We also organise an Awareness Week every year during which the mandatory annual training is issued. We hold webinars, local in-person training, run quizzes and post blogs, stories and guidance on our intranet. Our CEO and other executives filmed a short introductory video to underline the message that this is of vital importance to the company. We really try to present the concepts in very human and personal ways. For instance, we recently ran a story about a colleague who had been the victim of identity theft, and the impacts it has had on her life. That got a really good response. Hopefully that helps people understand why it’s so important to do everything we can to protect the personal data that is entrusted to us.

8. What resources would you recommend to a legal team about to roll out GDPR?
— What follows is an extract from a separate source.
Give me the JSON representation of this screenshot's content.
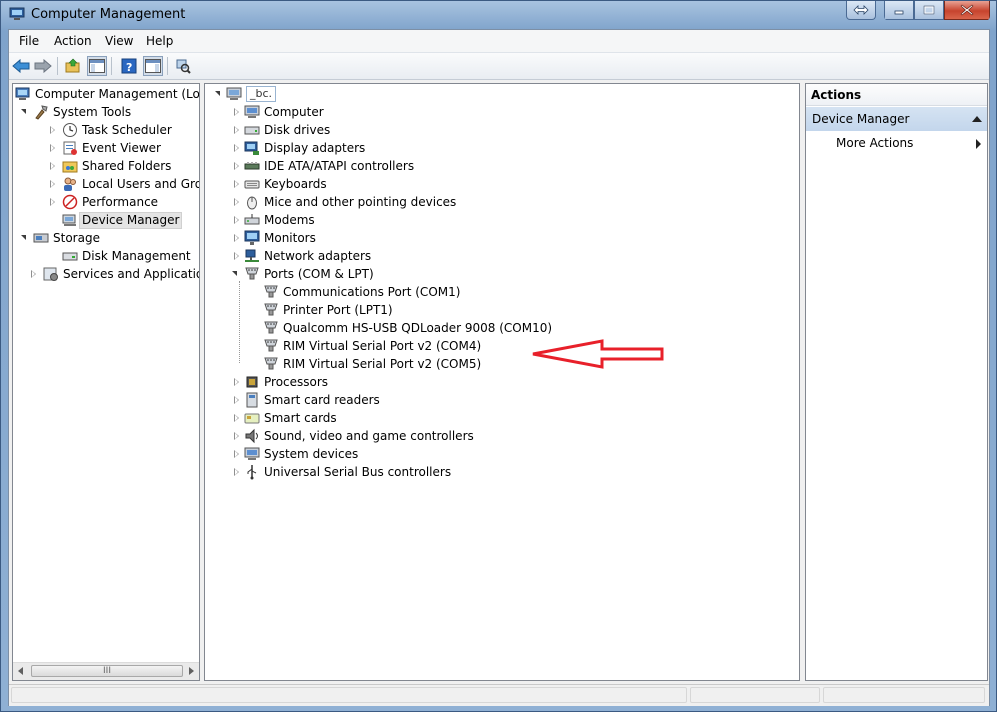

In terms of resources I’d recommend:

  • ICO website – GDPR for organisations is here. It has useful guidance on compliance activities like the 12 steps to take to prepare, and a readiness checklist, plus more in-depth materials on things like data privacy impact assessments and marketing guidance.
  • Isle of Man data protection commissioner has some really good practical easy-to-follow tools and information.
  • Many law firms provide great materials, but I particularly like Fieldfisher’s Privacy Law Blog and Hunton & Williams Privacy Law Blog (one of the most global sources of information).
  • Good industry bodies to get involved with are the IAPP, Future of Privacy Forum and the Data Protection Network, though there are many others.

We are very grateful to Catie Sheret for sharing her GDPR implementation expertise in such detail and for providing additional resources to help fellow lawyers get on the right GDPR track.